The latest issue of Gym Class Magazine is out now, and is a great resource for anyone interested in design. I was honored to be able to contribute in this issue and to have my name next to people I’ve admired for years. I wanted to share the piece I wrote, but I wanted to preface it with a little bit of a back story. When Steven asked me to write something all he said was write 500 words on the iPad. I sat down and started to free write about 3,000 words. I didn’t realize I actually had something to say. I had been making these apps for almost 2 years now and everything had been so new, it was always too early to tell what was going on. While I was writing this, I realized it was the first time I was really able to look at what I had done and what everyone had done so far, evaluate our success and failures, and analyze the roadmap we’ve all set for ourselves. I forget sometimes that when I write something people who read it don’t know me personally. They might look at this as me condemning people out there, people I greatly respect, but that’s not the case. This was a challenge to myself first and to others second. Since writing this I’ve gone on to complete a couple projects that are different than what you’ve seen from me, and as I start the next issue of Letter to Jane I can promise you that it will be a huge advancement from Moral Tales. So I hope you enjoy what I wrote and please do yourself a favor and pick up a copy of Gym Class today.
In 2005, at the start of my time as a photographer, I got to witness the death of an art form first hand. Kodak, who for a century had been the king of photo supplies, announced they were discontinuing their line of printing paper. This, followed by a series of companies and film products vanishing signaled the format’s inevitable demise. Of course film is still alive physically, but it’s mind share is dead. In just six years, film has become an old fashioned speciality for the “art” crowd. This shift was never more apparent to me than when I asked fashion designer Scott Sternberg why he shot his lookbooks with Polaroids and he told me it gave him the flexibility of digital with the look of film. Nothing cements an art form’s death more than when it gets relegated to merely a “look”.
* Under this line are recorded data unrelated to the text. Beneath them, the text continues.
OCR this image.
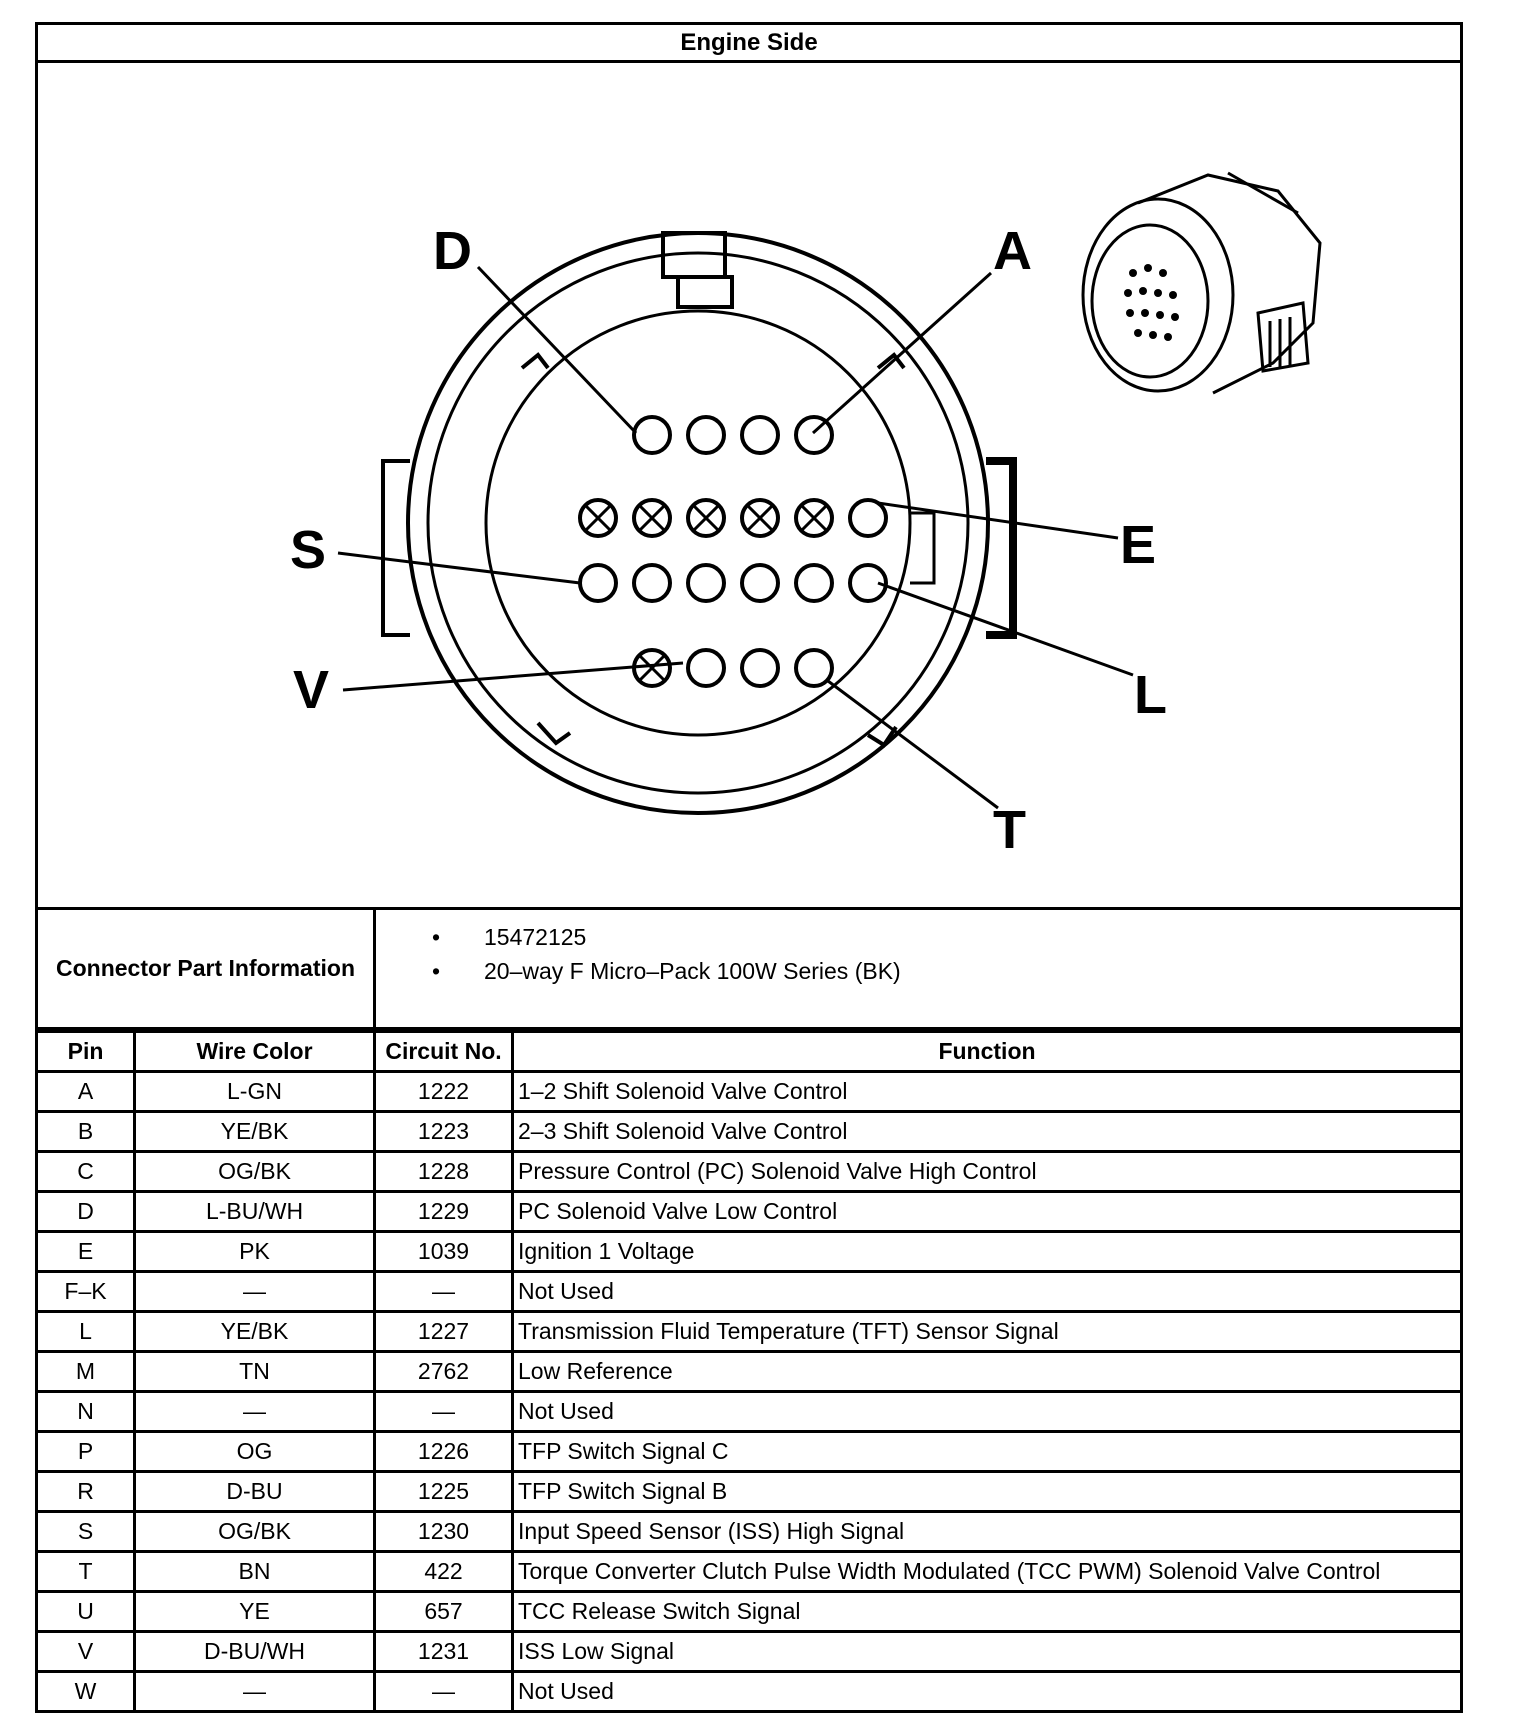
Engine Side
D	A
S	E
V	L
T
Connector Part Information
•	15472125
•	20–way F Micro–Pack 100W Series (BK)
Pin	Wire Color	Circuit No.	Function
A	L-GN	1222	1–2 Shift Solenoid Valve Control
B	YE/BK	1223	2–3 Shift Solenoid Valve Control
C	OG/BK	1228	Pressure Control (PC) Solenoid Valve High Control
D	L-BU/WH	1229	PC Solenoid Valve Low Control
E	PK	1039	Ignition 1 Voltage
F–K	—	—	Not Used
L	YE/BK	1227	Transmission Fluid Temperature (TFT) Sensor Signal
M	TN	2762	Low Reference
N	—	—	Not Used
P	OG	1226	TFP Switch Signal C
R	D-BU	1225	TFP Switch Signal B
S	OG/BK	1230	Input Speed Sensor (ISS) High Signal
T	BN	422	Torque Converter Clutch Pulse Width Modulated (TCC PWM) Solenoid Valve Control
U	YE	657	TCC Release Switch Signal
V	D-BU/WH	1231	ISS Low Signal
W	—	—	Not Used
Giving into my desire for creative chaos I found myself in publishing, an industry also in transition, and making the same mistakes. Embracing a market with unfounded zeal, rushed production, and narrow vision is right out of photography’s playbook. The problem with photography’s transition to digital was that it was so focused on the transition itself that it was left creatively hindered for years as just a new kind of camera you didn’t have to buy film for. The devices were not programmed for the new user, they were programmed for the old photographer stuck in his ways. In the same manner, the magazine app is hurting itself by looking at the tablet as a digital version of its present-day self.
An iPad’s only similar characteristic to the magazine is that they are roughly the same size and shape. The tablet is a new medium built on the language of applications, not print design. This is a big reason why the initial offering of iPad magazines as “the magazine that can do more” failed. It cannot be assumed that readers will always think of a digital magazine in the context of its print counterpart. For years someone picked up a magazine to read it; it was its own object with its own meaning. Now we pick up a tablet and the magazine is just a feature of the device. For years we thought of a digital camera as just another camera, now we don’t even think of them as cameras, we just take pictures. As our devices consolidate so does our collective understanding at how specific things function.
This oversight has given us cookie cutter apps, where each magazine is dumped into the same lacking experience. The common excuse for this is that the proper tools for print designers haven’t been developed yet. Any truth in that explanation is clouded by what I can’t tell is either arrogance or ignorance. Is it a case of not knowing how to adapt, or the unwillingness to embrace change? Do we really need new tools to make great magazine apps, or do we need new publishing tools to better recreate the “print” experience? Is a magazine the act of swiping static pages or is it the editorial design, and the content?
There is no reason to think that print will die anytime soon, or that its fate is sealed. However, in the years to come the reader’s mind share will shift. They will appreciate printed materials but only if they can download them as well. They will accept a lesser experience over ease of use because overall they care about the content most of all. When that happens, and if our magazine apps are still just print doppelgangers that only retain the “look” of what we remember from paper bound together, then that just means we will have to wait a couple more years until a new generation, removed from a dominant print experience, will figure out how to really make a great tablet magazine.